Durante los ocho años de mandato de Bill
Clinton, Latinoamérica —salvo Colombia—
apenas figuró en su agenda. Bush prometió cambiar esta situación, pero hasta el
momento —salvo de nuevo Colombia— apenas ha hecho algo al respecto, aunque hay
que reconocer en su favor que la situación generada tras los ataques
terroristas del 11 de septiembre del pasado año han complicado enormemente la
situación internacional.
De toda esta situación, el sur de la
Florida puede resultar beneficiado con una inmigración de brasileños
acaudalados buscando refugio en Miami Beach, al tiempo que perjudicado por una
disminución del turismo.
Aunque Lula ha adoptado la corbata
ejecutiva y un discurso más pausado, no deja de ser un izquierdista tradicional.
Es el regreso del cangaceiro, no del
bandido del sertao, sino del símbolo
del Cinema Novo: el mito del defensor de los desposeídos, la
esperanza campesina que llega al centro industrial del país —procedente del
nordeste campesino y empobrecido— para convertirse en obrero y recordarle a
todos que los miserables también existen.

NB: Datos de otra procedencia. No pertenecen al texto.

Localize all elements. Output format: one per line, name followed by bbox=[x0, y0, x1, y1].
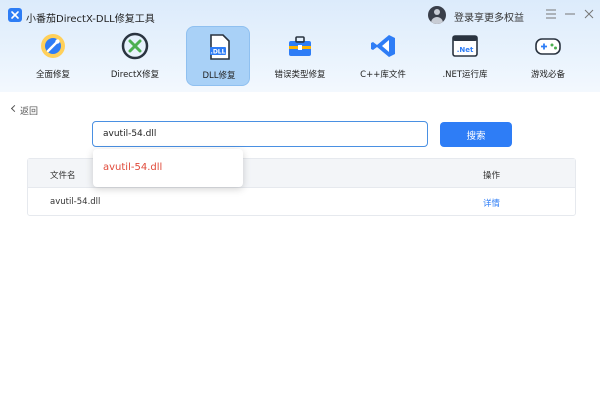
dll-file-icon: .DLL bbox=[205, 33, 233, 61]
tool-label: C++库文件 bbox=[360, 70, 406, 80]
tool-label: 错误类型修复 bbox=[274, 70, 326, 80]
toolbar: 全面修复 DirectX修复 .DLL DLL修复 错误类型修复 C++库文件 … bbox=[0, 24, 600, 88]
tool-dll-repair[interactable]: .DLL DLL修复 bbox=[186, 26, 250, 86]
user-avatar-icon[interactable] bbox=[428, 6, 446, 24]
details-link[interactable]: 详情 bbox=[483, 197, 500, 209]
svg-text:.Net: .Net bbox=[457, 46, 474, 54]
tool-full-repair[interactable]: 全面修复 bbox=[21, 26, 85, 86]
tool-label: DLL修复 bbox=[202, 71, 236, 81]
app-title: 小番茄DirectX-DLL修复工具 bbox=[26, 14, 155, 25]
dotnet-icon: .Net bbox=[451, 32, 479, 60]
minimize-icon[interactable] bbox=[563, 6, 577, 22]
close-icon[interactable] bbox=[582, 6, 596, 22]
search-suggestions-dropdown: avutil-54.dll bbox=[93, 149, 243, 187]
column-header-filename: 文件名 bbox=[50, 171, 76, 181]
gamepad-icon bbox=[534, 32, 562, 60]
back-label: 返回 bbox=[20, 107, 39, 117]
back-button[interactable]: 返回 bbox=[10, 104, 39, 117]
login-link[interactable]: 登录享更多权益 bbox=[454, 9, 524, 24]
search-button[interactable]: 搜索 bbox=[440, 122, 512, 147]
chevron-left-icon bbox=[10, 104, 19, 113]
visual-studio-icon bbox=[369, 32, 397, 60]
tool-cpp-library[interactable]: C++库文件 bbox=[351, 26, 415, 86]
wrench-gear-icon bbox=[39, 32, 67, 60]
tool-game-essentials[interactable]: 游戏必备 bbox=[516, 26, 580, 86]
search-input[interactable] bbox=[92, 121, 428, 147]
tool-dotnet-runtime[interactable]: .Net .NET运行库 bbox=[433, 26, 497, 86]
row-filename: avutil-54.dll bbox=[50, 197, 101, 207]
tool-label: .NET运行库 bbox=[442, 70, 488, 80]
tool-label: 全面修复 bbox=[35, 70, 70, 80]
suggestion-item[interactable]: avutil-54.dll bbox=[103, 162, 162, 173]
menu-icon[interactable] bbox=[544, 6, 558, 22]
column-header-action: 操作 bbox=[483, 171, 501, 181]
table-row: avutil-54.dll 详情 bbox=[28, 188, 575, 216]
toolbox-icon bbox=[286, 32, 314, 60]
tool-error-type-repair[interactable]: 错误类型修复 bbox=[268, 26, 332, 86]
tool-label: DirectX修复 bbox=[110, 70, 160, 80]
header: 小番茄DirectX-DLL修复工具 登录享更多权益 全面修复 DirectX修… bbox=[0, 0, 600, 92]
tool-label: 游戏必备 bbox=[530, 70, 565, 80]
app-logo bbox=[8, 8, 22, 22]
svg-text:.DLL: .DLL bbox=[211, 49, 226, 56]
tool-directx-repair[interactable]: DirectX修复 bbox=[103, 26, 167, 86]
directx-icon bbox=[121, 32, 149, 60]
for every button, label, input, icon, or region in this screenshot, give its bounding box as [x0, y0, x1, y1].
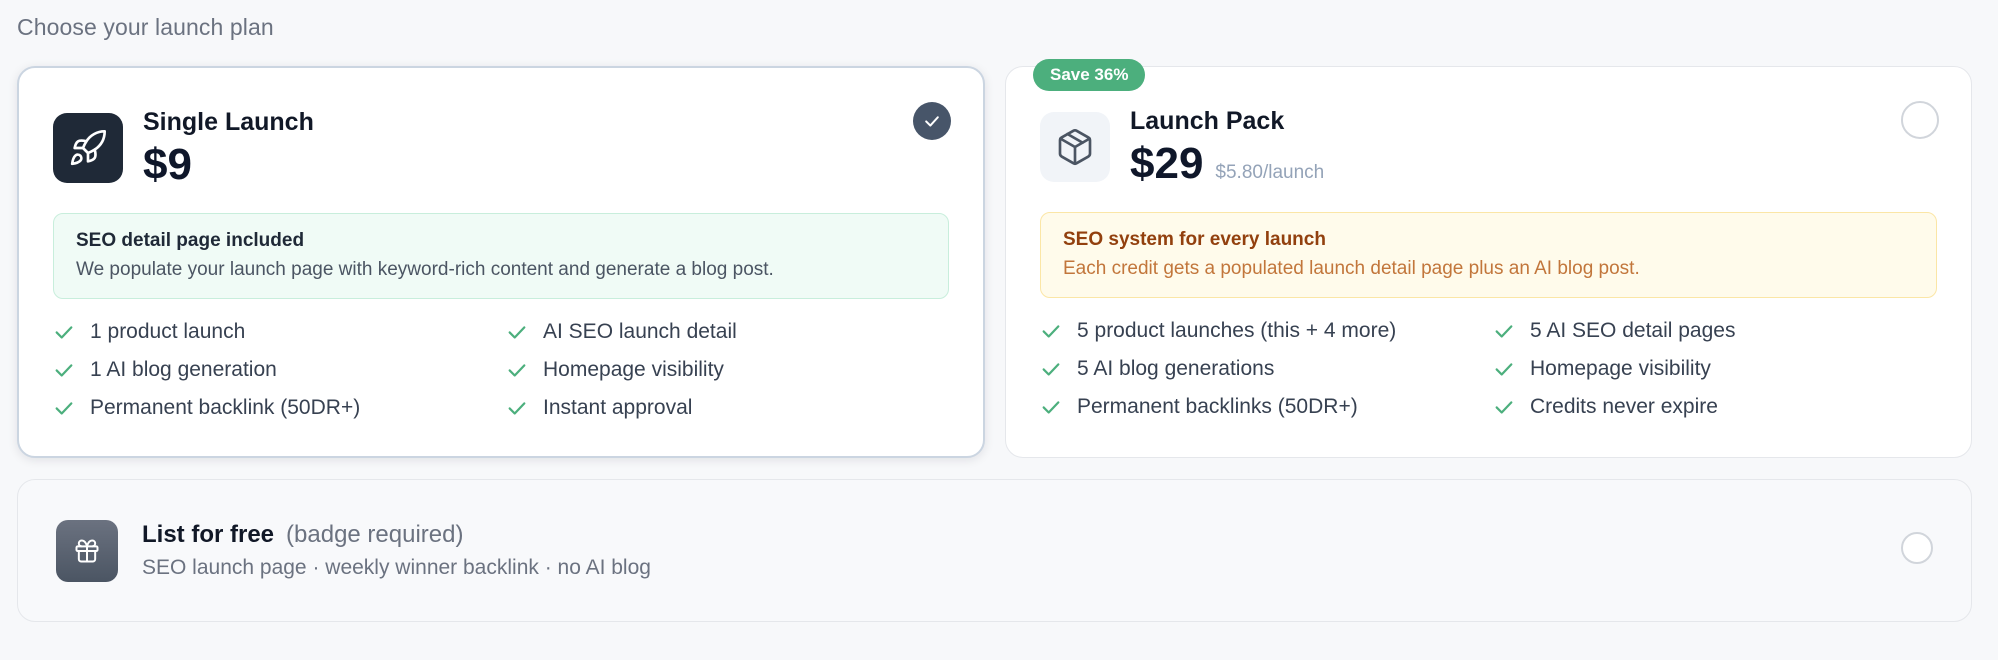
- unselected-radio-indicator[interactable]: [1901, 101, 1939, 139]
- feature-item: Permanent backlinks (50DR+): [1040, 393, 1493, 421]
- selected-check-indicator[interactable]: [913, 102, 951, 140]
- feature-item: Instant approval: [506, 394, 953, 422]
- check-icon: [53, 359, 75, 381]
- plan-price-row: $9: [143, 140, 192, 190]
- check-icon: [1493, 320, 1515, 342]
- info-text: Each credit gets a populated launch deta…: [1063, 258, 1640, 279]
- unselected-radio-indicator[interactable]: [1901, 532, 1933, 564]
- plan-card-launch-pack[interactable]: Launch Pack $29 $5.80/launch SEO system …: [1005, 66, 1972, 458]
- seo-info-box: SEO detail page included We populate you…: [53, 213, 949, 299]
- feature-item: AI SEO launch detail: [506, 318, 953, 346]
- feature-item: Homepage visibility: [1493, 355, 1940, 383]
- feature-label: 1 AI blog generation: [90, 358, 277, 381]
- feature-item: 1 product launch: [53, 318, 506, 346]
- info-title: SEO system for every launch: [1063, 229, 1326, 250]
- check-icon: [506, 397, 528, 419]
- seo-info-box: SEO system for every launch Each credit …: [1040, 212, 1937, 298]
- plan-per-launch-price: $5.80/launch: [1215, 162, 1325, 183]
- feature-label: 1 product launch: [90, 320, 246, 343]
- check-icon: [1493, 358, 1515, 380]
- feature-label: Homepage visibility: [1530, 357, 1711, 380]
- feature-list: 5 product launches (this + 4 more) 5 AI …: [1040, 317, 1940, 421]
- check-icon: [1040, 396, 1062, 418]
- feature-label: 5 product launches (this + 4 more): [1077, 319, 1397, 342]
- free-title-row: List for free (badge required): [142, 521, 463, 549]
- plan-name: Launch Pack: [1130, 107, 1285, 135]
- feature-item: 5 product launches (this + 4 more): [1040, 317, 1493, 345]
- free-title: List for free: [142, 521, 275, 548]
- check-icon: [506, 359, 528, 381]
- rocket-icon: [53, 113, 123, 183]
- check-icon: [1493, 396, 1515, 418]
- page-title: Choose your launch plan: [17, 14, 274, 40]
- feature-label: Permanent backlink (50DR+): [90, 396, 361, 419]
- check-icon: [53, 321, 75, 343]
- feature-item: 1 AI blog generation: [53, 356, 506, 384]
- plan-price: $9: [143, 140, 192, 189]
- free-description: SEO launch page · weekly winner backlink…: [142, 556, 651, 579]
- gift-icon: [56, 520, 118, 582]
- feature-label: 5 AI SEO detail pages: [1530, 319, 1736, 342]
- feature-item: Homepage visibility: [506, 356, 953, 384]
- check-icon: [53, 397, 75, 419]
- feature-item: Permanent backlink (50DR+): [53, 394, 506, 422]
- feature-label: 5 AI blog generations: [1077, 357, 1275, 380]
- plan-card-single-launch[interactable]: Single Launch $9 SEO detail page include…: [17, 66, 985, 458]
- check-icon: [1040, 358, 1062, 380]
- plan-price: $29: [1130, 139, 1204, 188]
- check-icon: [925, 116, 939, 127]
- info-title: SEO detail page included: [76, 230, 305, 251]
- feature-item: 5 AI SEO detail pages: [1493, 317, 1940, 345]
- plan-card-free[interactable]: List for free (badge required) SEO launc…: [17, 479, 1972, 622]
- feature-label: Instant approval: [543, 396, 693, 419]
- package-icon: [1040, 112, 1110, 182]
- feature-label: Homepage visibility: [543, 358, 724, 381]
- feature-label: AI SEO launch detail: [543, 320, 737, 343]
- info-text: We populate your launch page with keywor…: [76, 259, 774, 280]
- save-badge: Save 36%: [1033, 59, 1146, 91]
- feature-list: 1 product launch AI SEO launch detail 1 …: [53, 318, 953, 422]
- check-icon: [506, 321, 528, 343]
- free-note: (badge required): [286, 521, 464, 548]
- feature-item: Credits never expire: [1493, 393, 1940, 421]
- feature-label: Permanent backlinks (50DR+): [1077, 395, 1358, 418]
- plan-name: Single Launch: [143, 108, 314, 136]
- check-icon: [1040, 320, 1062, 342]
- feature-label: Credits never expire: [1530, 395, 1718, 418]
- feature-item: 5 AI blog generations: [1040, 355, 1493, 383]
- plan-price-row: $29 $5.80/launch: [1130, 139, 1324, 189]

Aunque ha tratado de suavizar su
discurso, Lula sabe que esa esperanza de justicia para los desamparados le ha
ganado millones de votos. No representa el futuro, ni para Brasil ni para
Latinoamérica, pero nos recuerda que el pasado latinoamericano de hambre y
miseria no ha dejado de existir.
Publicado en Encuentro
en la red, el martes 28 de octubre de 2002.